Mild dehydration may cause:
- less urination
- dry skin
- dry mouth
Severe cases may be serious and lead to:
- rapid heart rate
- low blood pressure
- shriveled skin
Dehydration is also a risk factor for developing kidney stones.
Straight water is your best bet for staying hydrated. Eating water-rich fruits like cantaloupe can help.
The health benefits of fiber go beyond preventing constipation. A high-fiber diet may reduce your risk of heart disease and diabetes, and help you lose weight by making you feel fuller longer.
The Mayo Clinic recommends these daily fiber intakes:
|Men Under 50||Men Over 50||Women Under 50||Women Over 50|
|38 grams||30 grams||25 grams||21 grams|
Cantaloupe provides 14 percent of your potassium DA. Potassium is an essential electrolyte mineral.
According to the American Heart Association, potassium helps keep the right balance between cells and body fluids. Potassium is also vital to nerve health and proper muscle contraction. Eating a potassium-rich snack like cantaloupe after exercise helps replenish depleted electrolytes.

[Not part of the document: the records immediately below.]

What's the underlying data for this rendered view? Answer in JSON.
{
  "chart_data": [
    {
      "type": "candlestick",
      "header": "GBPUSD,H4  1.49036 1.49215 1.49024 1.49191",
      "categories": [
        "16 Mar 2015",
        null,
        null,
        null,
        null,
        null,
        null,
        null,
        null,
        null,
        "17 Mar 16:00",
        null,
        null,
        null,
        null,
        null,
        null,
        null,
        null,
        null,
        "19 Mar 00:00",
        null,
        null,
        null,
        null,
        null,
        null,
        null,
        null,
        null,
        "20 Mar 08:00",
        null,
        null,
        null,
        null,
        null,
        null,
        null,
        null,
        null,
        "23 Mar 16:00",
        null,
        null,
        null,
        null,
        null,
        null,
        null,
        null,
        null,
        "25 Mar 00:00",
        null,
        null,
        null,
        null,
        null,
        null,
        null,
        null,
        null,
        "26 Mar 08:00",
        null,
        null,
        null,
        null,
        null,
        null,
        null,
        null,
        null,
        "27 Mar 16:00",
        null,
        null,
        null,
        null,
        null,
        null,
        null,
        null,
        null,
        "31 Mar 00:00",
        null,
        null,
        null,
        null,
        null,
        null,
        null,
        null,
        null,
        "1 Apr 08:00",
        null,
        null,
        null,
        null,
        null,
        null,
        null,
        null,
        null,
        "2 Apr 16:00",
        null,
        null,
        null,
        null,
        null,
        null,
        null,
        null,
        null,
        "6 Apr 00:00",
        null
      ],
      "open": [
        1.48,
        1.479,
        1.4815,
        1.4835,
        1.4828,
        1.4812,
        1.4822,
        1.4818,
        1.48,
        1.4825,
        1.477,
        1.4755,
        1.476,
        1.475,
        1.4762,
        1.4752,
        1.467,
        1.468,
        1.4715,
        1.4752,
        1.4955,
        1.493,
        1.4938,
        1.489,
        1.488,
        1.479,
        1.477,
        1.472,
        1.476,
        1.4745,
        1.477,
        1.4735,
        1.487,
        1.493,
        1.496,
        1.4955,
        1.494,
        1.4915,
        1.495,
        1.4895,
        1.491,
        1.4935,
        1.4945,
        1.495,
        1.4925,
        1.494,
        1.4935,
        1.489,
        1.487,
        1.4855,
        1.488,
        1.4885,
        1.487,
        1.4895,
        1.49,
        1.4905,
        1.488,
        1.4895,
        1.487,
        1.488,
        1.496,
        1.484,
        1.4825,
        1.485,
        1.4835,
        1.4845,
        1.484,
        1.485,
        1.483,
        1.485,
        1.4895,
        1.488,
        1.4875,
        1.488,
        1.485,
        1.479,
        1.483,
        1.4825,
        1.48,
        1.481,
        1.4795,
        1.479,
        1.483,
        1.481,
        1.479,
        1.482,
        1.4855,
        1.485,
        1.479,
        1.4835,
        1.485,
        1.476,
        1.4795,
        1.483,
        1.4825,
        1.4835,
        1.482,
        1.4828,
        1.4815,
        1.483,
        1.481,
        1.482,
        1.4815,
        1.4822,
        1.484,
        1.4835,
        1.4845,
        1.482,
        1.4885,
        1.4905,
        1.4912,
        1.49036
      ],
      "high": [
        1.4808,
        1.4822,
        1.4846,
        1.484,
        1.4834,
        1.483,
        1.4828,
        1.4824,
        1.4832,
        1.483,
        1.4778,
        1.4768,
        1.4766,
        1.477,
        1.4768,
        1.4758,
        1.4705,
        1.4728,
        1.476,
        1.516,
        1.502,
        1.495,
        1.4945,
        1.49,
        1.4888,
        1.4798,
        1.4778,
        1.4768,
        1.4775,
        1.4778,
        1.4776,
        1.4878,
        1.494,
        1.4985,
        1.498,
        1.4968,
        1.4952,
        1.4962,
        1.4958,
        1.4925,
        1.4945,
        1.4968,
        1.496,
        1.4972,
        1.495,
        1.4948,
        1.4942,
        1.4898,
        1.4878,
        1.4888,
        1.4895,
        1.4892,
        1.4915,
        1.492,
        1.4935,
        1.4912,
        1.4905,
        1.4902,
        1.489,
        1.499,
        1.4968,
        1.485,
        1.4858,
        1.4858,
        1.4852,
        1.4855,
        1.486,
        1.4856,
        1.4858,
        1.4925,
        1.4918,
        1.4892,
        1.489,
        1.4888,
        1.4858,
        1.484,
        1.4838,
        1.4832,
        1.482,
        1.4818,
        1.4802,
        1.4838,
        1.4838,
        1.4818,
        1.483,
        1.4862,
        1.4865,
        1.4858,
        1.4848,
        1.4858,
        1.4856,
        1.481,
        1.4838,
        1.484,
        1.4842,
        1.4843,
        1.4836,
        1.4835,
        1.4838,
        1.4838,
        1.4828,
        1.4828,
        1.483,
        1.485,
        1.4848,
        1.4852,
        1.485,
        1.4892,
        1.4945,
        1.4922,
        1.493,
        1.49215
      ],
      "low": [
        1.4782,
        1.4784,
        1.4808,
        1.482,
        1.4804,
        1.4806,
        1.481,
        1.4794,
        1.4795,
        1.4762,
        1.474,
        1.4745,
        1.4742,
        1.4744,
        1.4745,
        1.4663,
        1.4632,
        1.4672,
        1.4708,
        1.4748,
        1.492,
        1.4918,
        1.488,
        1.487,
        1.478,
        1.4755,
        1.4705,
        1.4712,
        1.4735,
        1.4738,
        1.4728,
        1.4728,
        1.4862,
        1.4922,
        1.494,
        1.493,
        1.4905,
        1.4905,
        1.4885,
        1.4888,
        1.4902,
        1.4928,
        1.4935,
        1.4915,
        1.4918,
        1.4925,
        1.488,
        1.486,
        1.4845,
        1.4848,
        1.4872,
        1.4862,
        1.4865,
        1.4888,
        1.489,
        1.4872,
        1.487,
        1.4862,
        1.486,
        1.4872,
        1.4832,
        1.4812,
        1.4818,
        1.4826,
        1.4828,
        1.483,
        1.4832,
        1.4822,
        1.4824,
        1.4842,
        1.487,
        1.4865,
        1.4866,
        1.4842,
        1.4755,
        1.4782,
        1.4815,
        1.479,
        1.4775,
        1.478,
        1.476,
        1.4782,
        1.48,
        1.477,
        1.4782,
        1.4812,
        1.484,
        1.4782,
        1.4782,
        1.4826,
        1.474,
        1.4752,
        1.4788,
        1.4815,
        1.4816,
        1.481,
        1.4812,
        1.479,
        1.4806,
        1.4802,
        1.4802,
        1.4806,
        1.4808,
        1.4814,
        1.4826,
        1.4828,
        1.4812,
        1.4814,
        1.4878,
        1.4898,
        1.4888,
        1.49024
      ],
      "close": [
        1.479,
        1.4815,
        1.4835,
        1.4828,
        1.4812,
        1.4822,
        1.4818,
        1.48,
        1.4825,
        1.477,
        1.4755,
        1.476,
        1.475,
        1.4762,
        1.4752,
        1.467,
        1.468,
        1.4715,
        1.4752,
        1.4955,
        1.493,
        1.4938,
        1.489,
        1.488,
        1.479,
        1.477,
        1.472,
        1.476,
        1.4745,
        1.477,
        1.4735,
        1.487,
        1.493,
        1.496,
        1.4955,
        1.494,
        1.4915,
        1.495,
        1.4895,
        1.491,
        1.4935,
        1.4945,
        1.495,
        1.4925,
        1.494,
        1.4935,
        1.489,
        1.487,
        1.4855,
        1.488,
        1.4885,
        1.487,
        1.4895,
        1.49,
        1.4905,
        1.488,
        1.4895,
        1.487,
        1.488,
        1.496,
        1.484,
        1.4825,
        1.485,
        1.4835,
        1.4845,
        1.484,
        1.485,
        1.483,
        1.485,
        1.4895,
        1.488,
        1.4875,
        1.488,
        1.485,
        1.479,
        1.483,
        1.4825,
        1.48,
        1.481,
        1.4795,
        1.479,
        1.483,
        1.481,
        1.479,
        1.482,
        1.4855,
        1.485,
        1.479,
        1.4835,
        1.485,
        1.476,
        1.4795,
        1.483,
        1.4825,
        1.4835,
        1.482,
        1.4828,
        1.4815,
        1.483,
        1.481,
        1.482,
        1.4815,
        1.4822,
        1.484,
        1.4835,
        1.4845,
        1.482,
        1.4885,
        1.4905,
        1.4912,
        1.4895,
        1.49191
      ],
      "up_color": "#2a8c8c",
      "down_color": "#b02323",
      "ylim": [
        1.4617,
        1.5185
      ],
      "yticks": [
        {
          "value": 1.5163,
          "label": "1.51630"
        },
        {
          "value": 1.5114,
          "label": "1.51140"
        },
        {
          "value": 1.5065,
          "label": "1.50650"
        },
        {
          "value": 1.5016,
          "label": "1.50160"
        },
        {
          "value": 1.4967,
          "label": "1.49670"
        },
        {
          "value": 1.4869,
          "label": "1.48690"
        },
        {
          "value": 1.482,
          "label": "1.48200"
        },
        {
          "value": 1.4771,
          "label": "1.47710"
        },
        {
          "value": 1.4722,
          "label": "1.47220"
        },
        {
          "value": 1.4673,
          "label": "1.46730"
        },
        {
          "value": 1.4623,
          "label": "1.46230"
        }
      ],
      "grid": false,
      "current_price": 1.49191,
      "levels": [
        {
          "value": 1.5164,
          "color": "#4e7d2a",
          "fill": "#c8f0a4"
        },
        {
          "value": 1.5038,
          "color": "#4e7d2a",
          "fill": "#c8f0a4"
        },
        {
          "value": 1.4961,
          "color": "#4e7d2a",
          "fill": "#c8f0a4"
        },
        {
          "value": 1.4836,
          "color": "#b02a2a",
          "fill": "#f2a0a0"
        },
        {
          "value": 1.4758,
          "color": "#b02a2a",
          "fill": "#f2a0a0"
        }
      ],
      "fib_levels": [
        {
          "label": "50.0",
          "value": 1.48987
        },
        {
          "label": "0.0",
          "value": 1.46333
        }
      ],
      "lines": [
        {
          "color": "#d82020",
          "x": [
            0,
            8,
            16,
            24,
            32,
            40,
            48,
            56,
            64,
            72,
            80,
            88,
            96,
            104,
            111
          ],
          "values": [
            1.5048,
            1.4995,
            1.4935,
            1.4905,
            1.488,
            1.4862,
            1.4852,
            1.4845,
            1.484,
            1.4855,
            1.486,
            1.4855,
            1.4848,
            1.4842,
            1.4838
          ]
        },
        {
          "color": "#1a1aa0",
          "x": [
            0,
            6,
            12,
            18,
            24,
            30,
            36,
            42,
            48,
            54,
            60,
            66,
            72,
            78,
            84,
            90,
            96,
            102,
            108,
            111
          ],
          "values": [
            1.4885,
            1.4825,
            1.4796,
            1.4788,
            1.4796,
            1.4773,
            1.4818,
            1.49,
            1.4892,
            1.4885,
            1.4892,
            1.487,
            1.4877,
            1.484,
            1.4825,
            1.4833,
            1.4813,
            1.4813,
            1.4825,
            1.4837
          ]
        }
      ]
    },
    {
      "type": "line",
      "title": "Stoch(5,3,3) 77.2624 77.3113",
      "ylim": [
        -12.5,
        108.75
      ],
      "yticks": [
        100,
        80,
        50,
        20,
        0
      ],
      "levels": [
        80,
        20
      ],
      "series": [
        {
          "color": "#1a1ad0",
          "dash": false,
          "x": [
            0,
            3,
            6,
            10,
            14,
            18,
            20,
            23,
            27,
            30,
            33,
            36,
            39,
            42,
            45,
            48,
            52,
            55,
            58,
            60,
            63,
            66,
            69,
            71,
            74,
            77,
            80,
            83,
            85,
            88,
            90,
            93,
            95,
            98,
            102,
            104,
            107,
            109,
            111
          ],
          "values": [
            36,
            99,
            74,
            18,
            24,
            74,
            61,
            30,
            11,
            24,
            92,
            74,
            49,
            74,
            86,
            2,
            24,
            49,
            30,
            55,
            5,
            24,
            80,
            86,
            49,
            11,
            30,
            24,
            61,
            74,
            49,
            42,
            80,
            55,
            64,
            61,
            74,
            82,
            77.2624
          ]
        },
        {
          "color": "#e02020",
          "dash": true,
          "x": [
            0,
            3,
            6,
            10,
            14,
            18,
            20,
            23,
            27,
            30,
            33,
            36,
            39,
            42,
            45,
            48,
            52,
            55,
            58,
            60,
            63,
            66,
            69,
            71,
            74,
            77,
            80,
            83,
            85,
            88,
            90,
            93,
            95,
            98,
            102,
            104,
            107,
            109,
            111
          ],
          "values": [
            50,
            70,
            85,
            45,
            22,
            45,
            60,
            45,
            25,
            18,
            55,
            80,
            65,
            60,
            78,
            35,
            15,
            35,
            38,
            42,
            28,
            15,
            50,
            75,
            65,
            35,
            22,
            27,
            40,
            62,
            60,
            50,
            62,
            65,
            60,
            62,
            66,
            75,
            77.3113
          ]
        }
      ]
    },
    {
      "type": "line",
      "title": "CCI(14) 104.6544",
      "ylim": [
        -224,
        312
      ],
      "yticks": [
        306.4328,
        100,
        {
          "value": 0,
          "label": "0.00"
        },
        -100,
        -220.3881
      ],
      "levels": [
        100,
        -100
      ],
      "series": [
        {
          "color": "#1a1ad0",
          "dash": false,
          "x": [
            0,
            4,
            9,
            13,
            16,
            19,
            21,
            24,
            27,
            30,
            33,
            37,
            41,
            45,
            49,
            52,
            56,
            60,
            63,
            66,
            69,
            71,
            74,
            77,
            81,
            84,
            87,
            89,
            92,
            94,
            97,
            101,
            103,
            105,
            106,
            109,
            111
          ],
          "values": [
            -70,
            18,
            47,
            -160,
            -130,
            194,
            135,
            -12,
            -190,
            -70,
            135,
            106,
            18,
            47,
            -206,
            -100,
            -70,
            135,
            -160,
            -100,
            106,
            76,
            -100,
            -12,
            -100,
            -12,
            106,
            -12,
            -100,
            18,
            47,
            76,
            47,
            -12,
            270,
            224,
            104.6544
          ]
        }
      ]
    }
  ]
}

7. Other Vitamins and Minerals
One cup of cantaloupe contains 1.5 grams of protein. It also has small amounts of these many other vitamins and minerals, including:
- vitamin K
These make it a well-rounded, nutritious fruit choice.
How to Choose Cantaloupe
Cantaloupes are available year round, but this melon shines during the summer when it’s at its freshest and sweetest.
When choosing a ripe cantaloupe, look for one that is symmetrical and feels slightly heavy. The color should be a creamy, light yellow-orange, and there should be little to no green. Ripe cantaloupe should smell sweet and a little musky.
For the freshest taste, use cantaloupe within three days of purchase.
Ways to Use Cantaloupe
Cantaloupes are delicious on their own or in fruit salad, but there are other surprising ways to use them.
- cantaloupe smoothie: This nutritious drink is made from cantaloupe, Greek yogurt, and natural sweetener. It makes a great breakfast or snack. View the recipe.
- cantaloupe salad: Combining cantaloupe with basil, mozzarella, onions, red wine vinegar, and olives gives it a savory kick. View the recipe.
- cantaloupe sorbet: You only need four ingredients to make this frosty treat: cantaloupe, lemon, honey, and water. View the recipe.
- roasted cantaloupe: Most people wouldn’t dream of roasting cantaloupe, but it brings out the melon’s natural sweetness. View the recipe.
When it comes to melons, you can’t do much better than cantaloupe. It’s nutritious, delicious, and versatile.
If you typically buy watermelon or honeydew melon and shy away from cantaloupe, you’re missing out. At 60 calories and no fat per 1-cup serving, adding cantaloupe to your diet arsenal is a smart way to get potent nutrients and sweetness into your healthy eating plan.